Documenta
31 de maio de 2007A decisão de Horwath de levar o visitante da documenta ao cinema e não fazê-lo ver um filme aqui e outro ali, entre as obras de artes expostas, põe fim às acusações de que exposições – como a última documenta, por exemplo – integram filmes de curta e longa duração, sem, no entanto, prestar atenção na forma como estes devem ser exibidos. Má qualidade de som, pessoas entrando e saindo das "caixas pretas" e um sem-fim de interrupções que acabam, não raramente, numa recepção deficiente da obra exibida.
"Filmes normais"
A seleção de Horwath em Kassel atrela a história do cinema à história da própria documenta, através da limitação do espaço de tempo do material escolhido: da segunda metade do último século até hoje. Ou seja, um período que começa com a primeira documenta, em 1955, e termina em 2007.
Serão 50 programas de um ou mais filmes, a serem exibidos em duas seções não consecutivas durante os cem dias de documenta. São filmes "de todos os gêneros", garante a curadoria: do popular à vanguarda e do documentário ao experimental.
Apesar da "diversidade" anunciada, os primeiros nomes de diretores listados deixam claro o pensamento atrás da escolha, que começa com ninguém menos que Roberto Rossellini, Abbas Kiarostami e Johan van der Keuken. Horwath cita em declarações à imprensa alemã seu retorno ao "conceito polêmico de um cinema normal", que remete a um ensaio do crítico Bert Rebhandl, de 1997, escrito durante a documenta 10, sob a curadoria da francesa Catherine David.
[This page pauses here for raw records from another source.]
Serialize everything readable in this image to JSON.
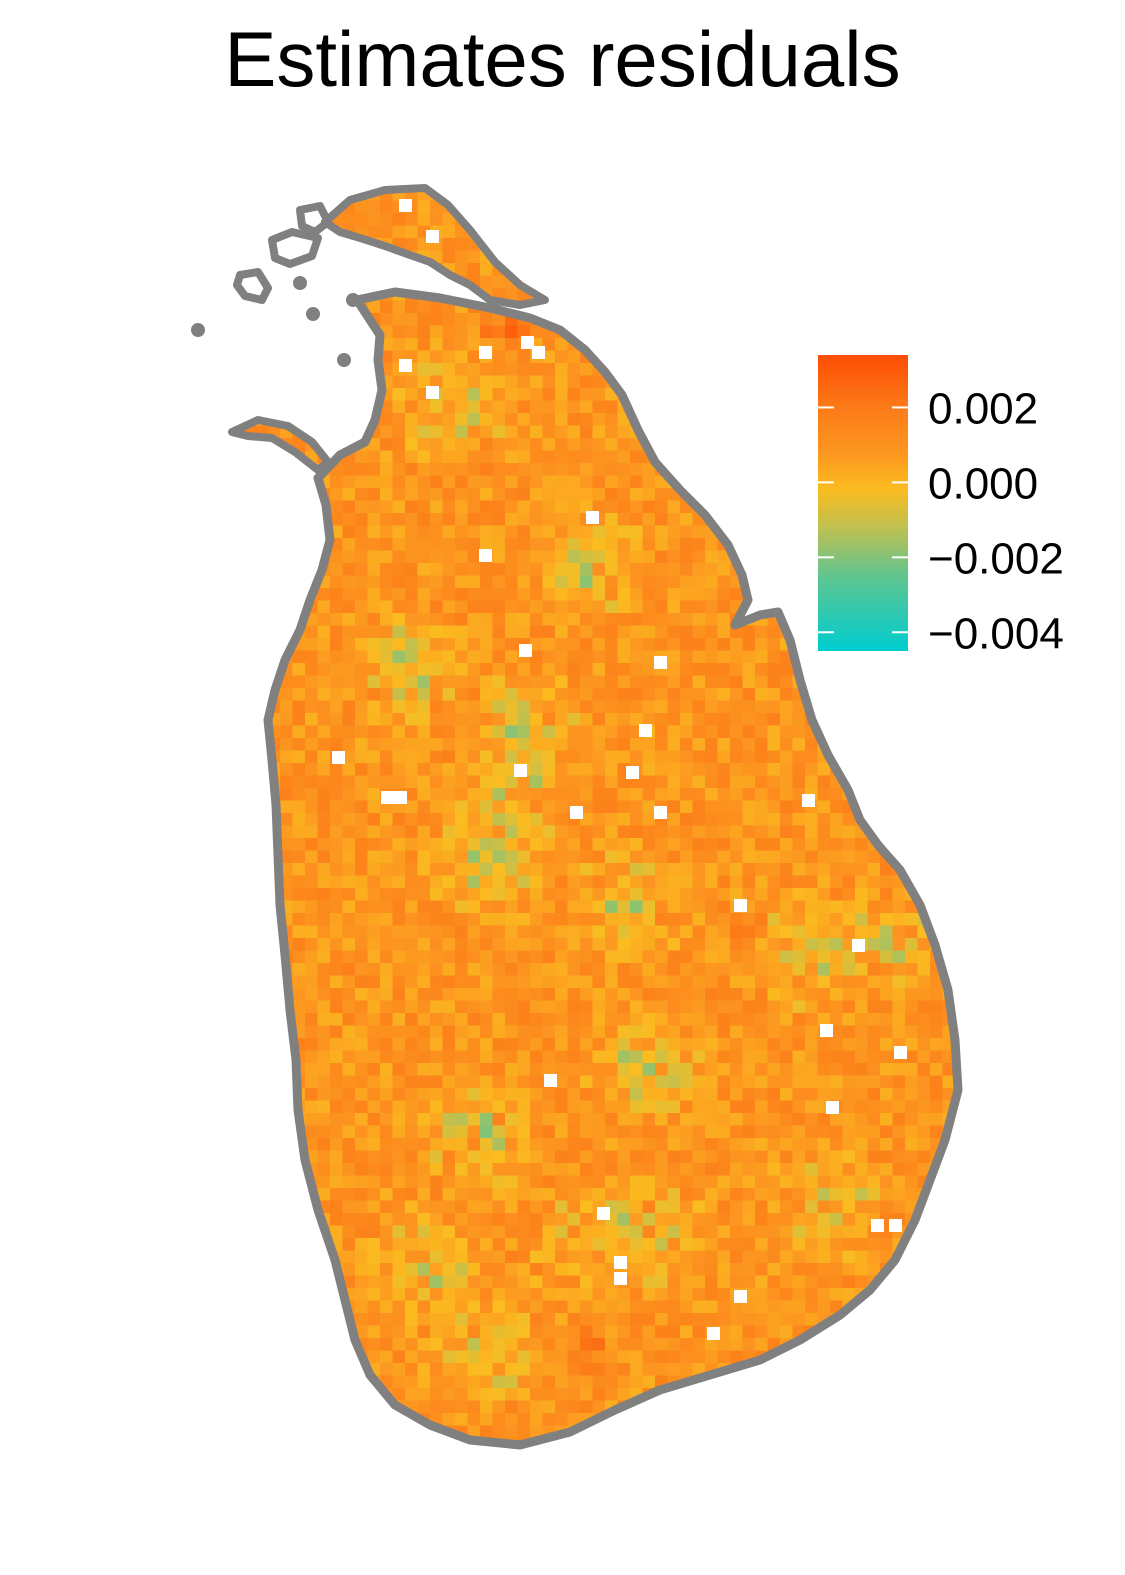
{
  "title": "Estimates residuals",
  "legend": {
    "ticks": [
      {
        "value": 0.002,
        "label": "0.002"
      },
      {
        "value": 0.0,
        "label": "0.000"
      },
      {
        "value": -0.002,
        "label": "−0.002"
      },
      {
        "value": -0.004,
        "label": "−0.004"
      }
    ],
    "min": -0.0045,
    "max": 0.0034,
    "gradient_stops": [
      {
        "value": -0.0045,
        "color": "#00cdd0"
      },
      {
        "value": -0.0025,
        "color": "#60c590"
      },
      {
        "value": -0.0012,
        "color": "#bfc050"
      },
      {
        "value": -0.0002,
        "color": "#fbbc20"
      },
      {
        "value": 0.0008,
        "color": "#fc9620"
      },
      {
        "value": 0.002,
        "color": "#fc7a18"
      },
      {
        "value": 0.0034,
        "color": "#fd4d04"
      }
    ]
  },
  "colors": {
    "outline": "#808080",
    "background": "#ffffff"
  }
}
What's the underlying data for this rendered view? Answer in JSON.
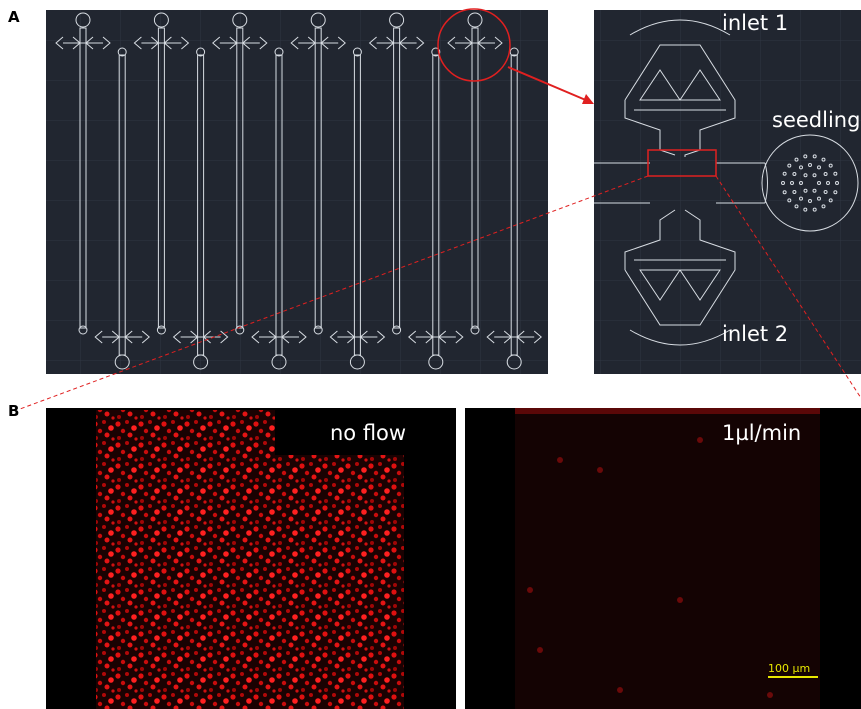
{
  "panel_a": {
    "label": "A",
    "inset": {
      "inlet_top": "inlet 1",
      "seedling": "seedling",
      "inlet_bottom": "inlet 2"
    }
  },
  "panel_b": {
    "label": "B",
    "left": {
      "caption": "no flow"
    },
    "right": {
      "caption": "1µl/min",
      "scale_bar": "100 µm"
    }
  }
}
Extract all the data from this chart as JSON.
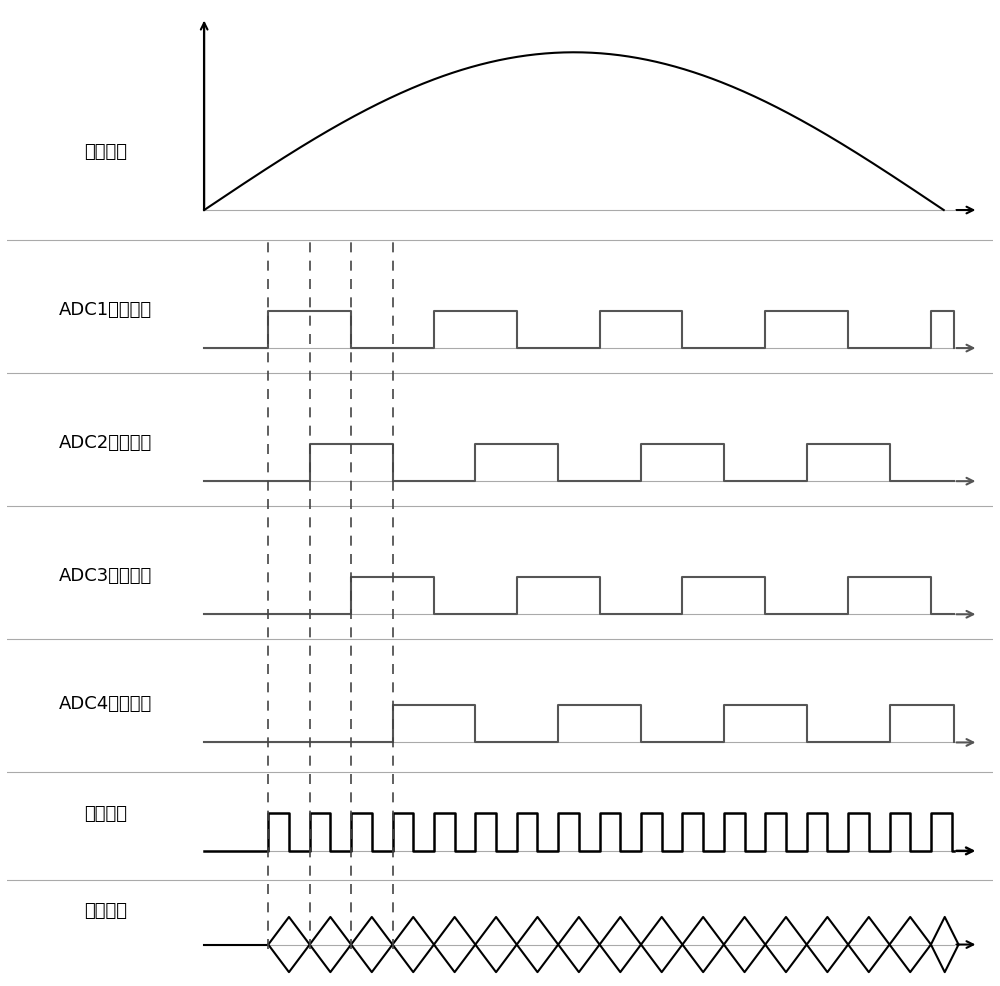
{
  "bg_color": "#ffffff",
  "line_color": "#000000",
  "gray_line_color": "#aaaaaa",
  "labels": [
    "输入信号",
    "ADC1采样时钟",
    "ADC2采样时钟",
    "ADC3采样时钟",
    "ADC4采样时钟",
    "系统时钟",
    "输出信号"
  ],
  "font_size": 13,
  "fig_width": 10.0,
  "fig_height": 9.87,
  "dpi": 100
}
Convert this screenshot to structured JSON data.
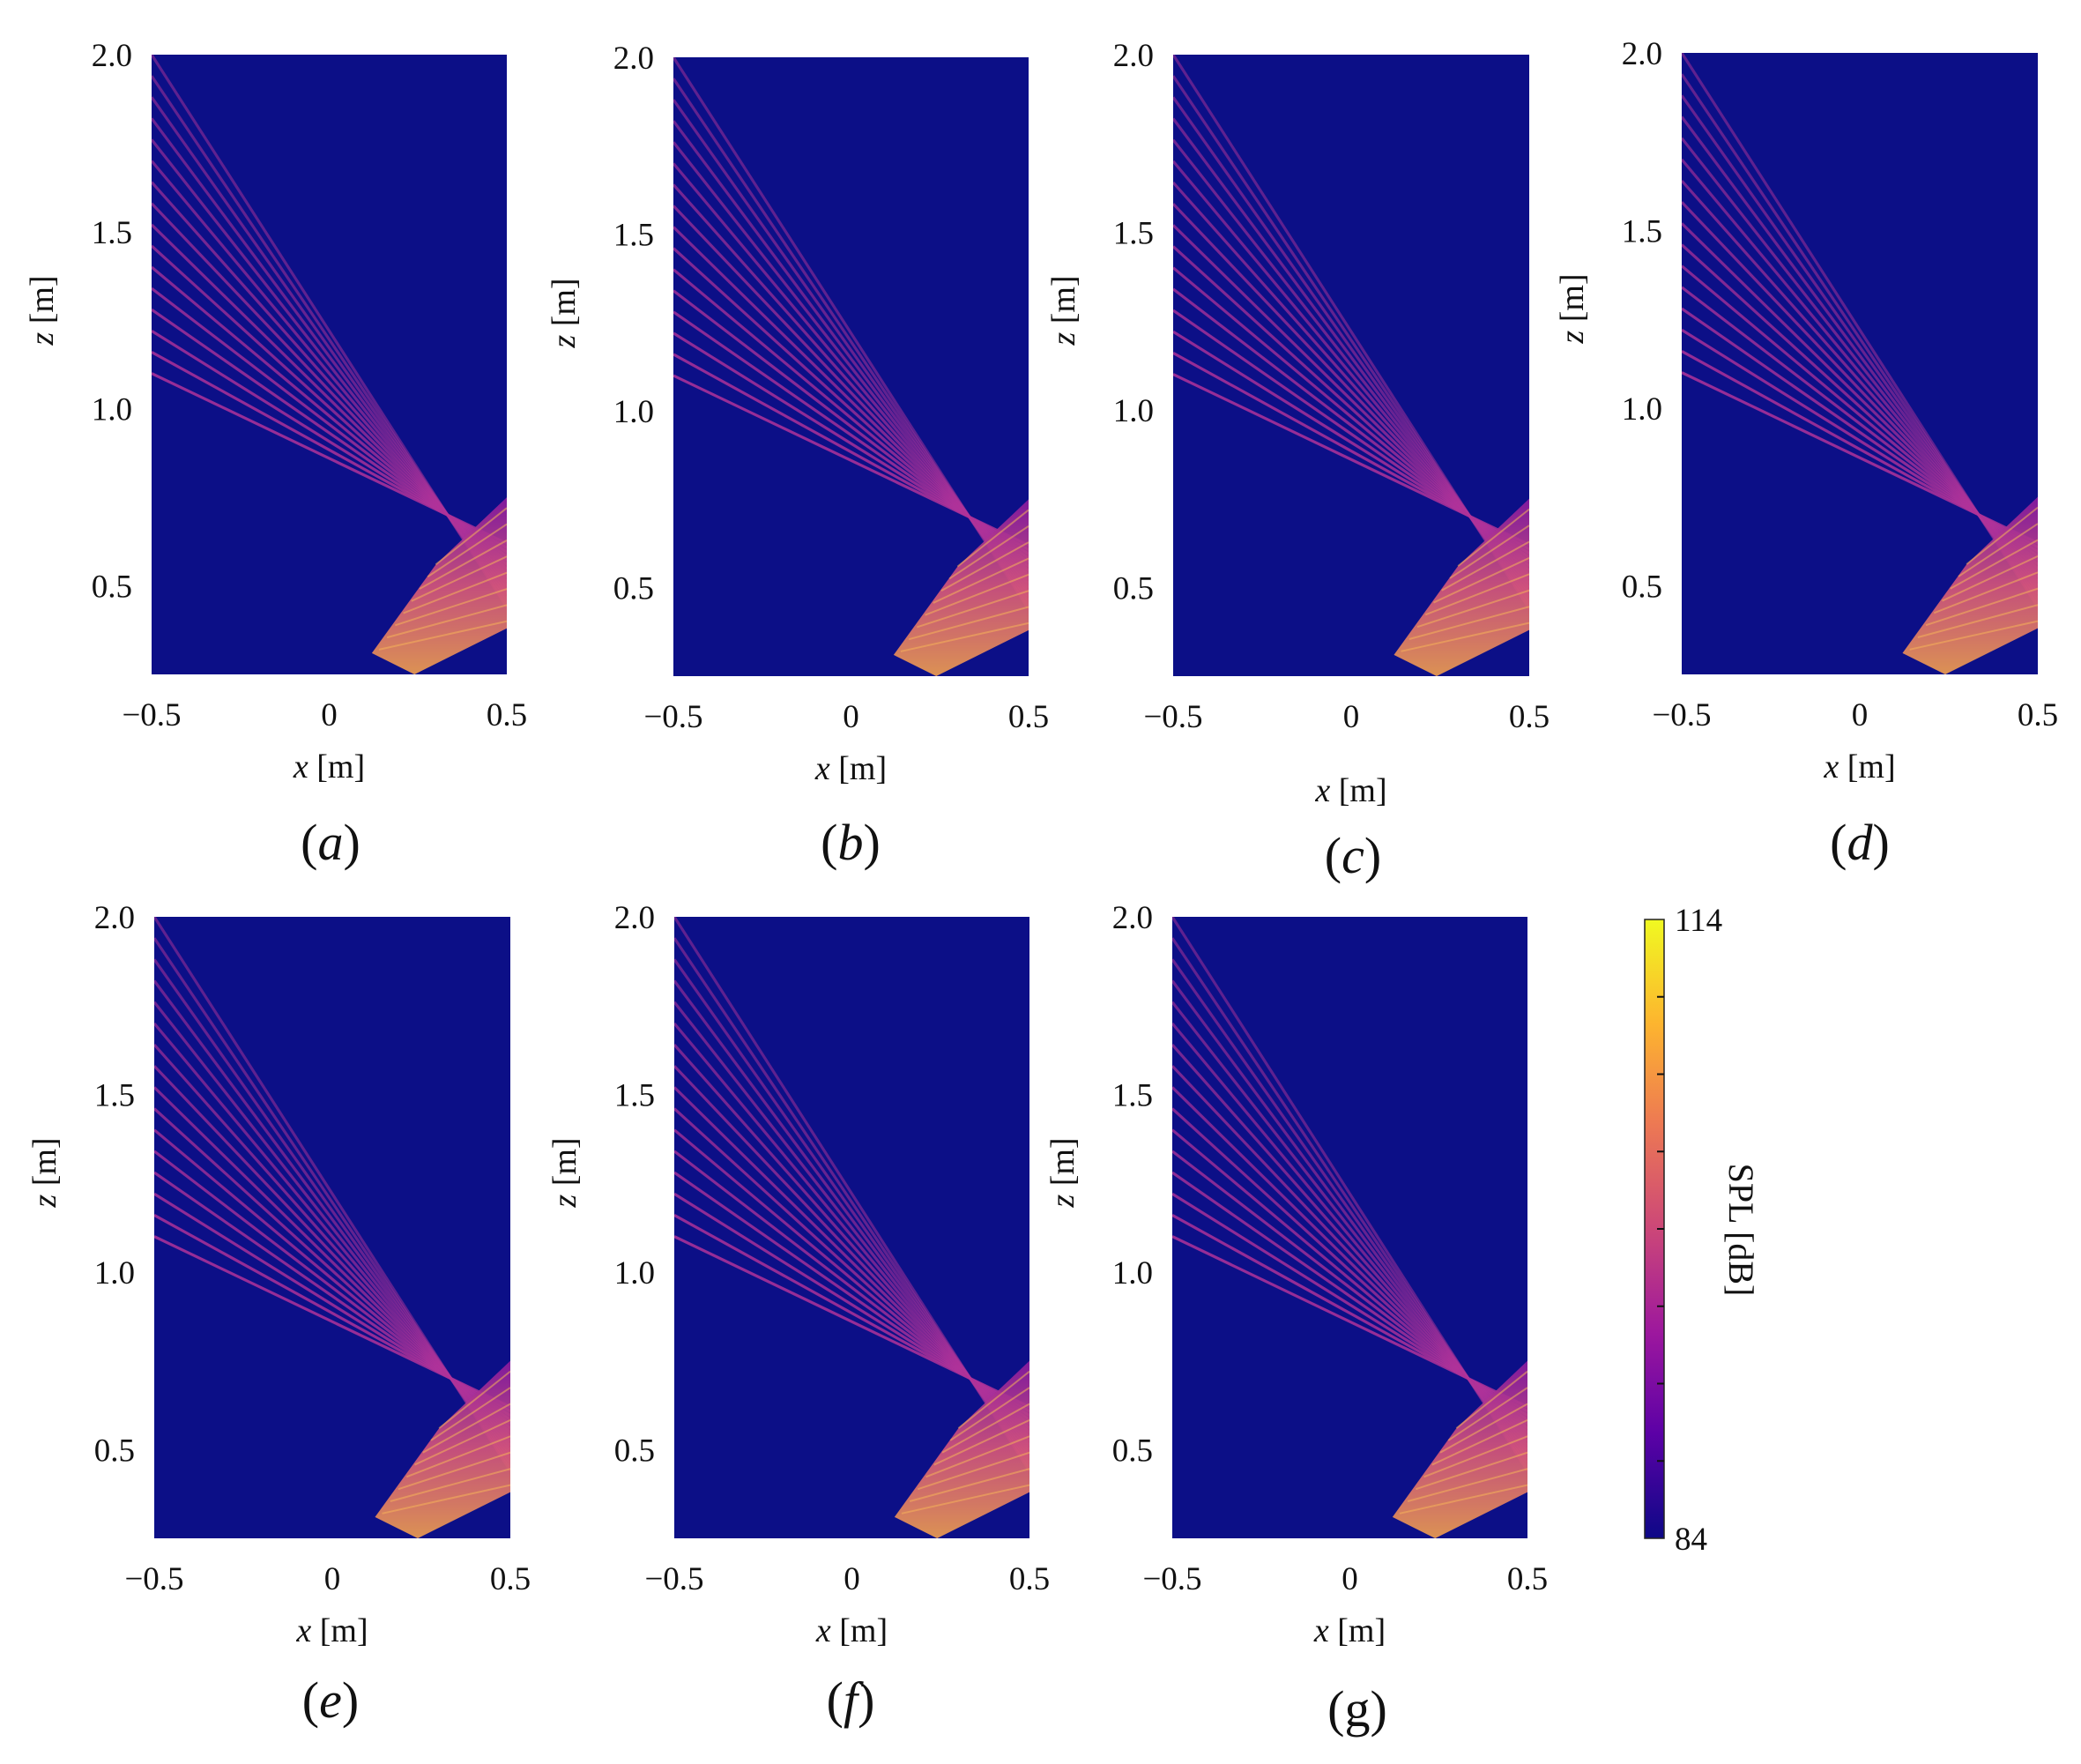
{
  "chart_data": {
    "type": "heatmap",
    "x_axis": {
      "label_var": "x",
      "label_unit": "[m]",
      "ticks": [
        "−0.5",
        "0",
        "0.5"
      ],
      "range": [
        -0.5,
        0.5
      ]
    },
    "z_axis": {
      "label_var": "z",
      "label_unit": "[m]",
      "ticks": [
        "0.5",
        "1.0",
        "1.5",
        "2.0"
      ],
      "range": [
        0.25,
        2.0
      ]
    },
    "panels": [
      {
        "id": "a",
        "label_letter": "a"
      },
      {
        "id": "b",
        "label_letter": "b"
      },
      {
        "id": "c",
        "label_letter": "c"
      },
      {
        "id": "d",
        "label_letter": "d"
      },
      {
        "id": "e",
        "label_letter": "e"
      },
      {
        "id": "f",
        "label_letter": "f"
      },
      {
        "id": "g",
        "label_letter": "g",
        "upright": true
      }
    ],
    "colorbar": {
      "label": "SPL [dB]",
      "min_label": "84",
      "max_label": "114",
      "min": 84,
      "max": 114
    },
    "colors": {
      "background": "#0c0f87",
      "colormap": [
        "#0d0887",
        "#5c01a6",
        "#9c179e",
        "#cc4778",
        "#ed7953",
        "#fdb42f",
        "#f0f921"
      ]
    }
  }
}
O "filme normal", no caso, é visto por Horwath não como o cinema comercial aos moldes de Hollywood, mas como um tipo de cinematografia que, apesar do apuro estético, raramente encontra espaço no universo das artes plásticas e numa mostra como a documenta.
Clássicos e experimentais
A idéia é distanciar-se do nicho dos portraits de artistas plásticos ou do foco específico em filmes experimentais, para dar espaço aos cânones da história do cinema.
Entre os escolhidos está, por exemplo, o clássico Viagem à Itália (1953), de Rossellini, o road movie iraniano Vida e nada mais (E a vida continua), de Kiarostami, e Férias Prolongadas, do grande documentarista holandês Johan van der Keuken, morto depois de concluir o filme, que tematiza com rara delicadeza seu próprio câncer.
Dos 96 filmes selecionados, consta apenas um brasileiro: Porto das Caixas (1961), de Paulo César Sarraceni, um retrato do machismo na sociedade brasileira e uma homenagem sutil da curadoria da mostra aos primórdios do Cinema Novo.
Destruindo mitos
Nos cem dias de documenta, haverá certamente quase tudo para quase todos os gostos. Desde Mouchette, a virgem possuída (1967), de Robert Bresson, à noite de homenagem à Filmkunst, um gênero cinematográfico que, segundo os organizadores da mostra, "destrói os mitos do cotidiano [numa alusão às Mitologias, de Roland Barthes] e as ilusões da continuidade do tempo, sobre os quais esses mitos se apóiam".
Não destruído, mas sim transformado em história e embalsamado como obra de arte numa "documenta", está ainda, por ironia do destino, Num ano de 13 luas (1978). "O mais histérico, desesperado e grandioso filme de Rainer Werner Fassbinder", segundo os organizadores em Kassel.
Um filme no qual o cineasta alemão revela, com seu olhar cruel e impiedoso, os últimos dias na vida do transexual Elvira – personagem que destila desespero e neuroses, envolto pela arquitetura de concreto de Frankfurt e em busca de conforto num universo completamente desolado. Um exemplo de "vida nua" na ficção, bem antes de Agamben.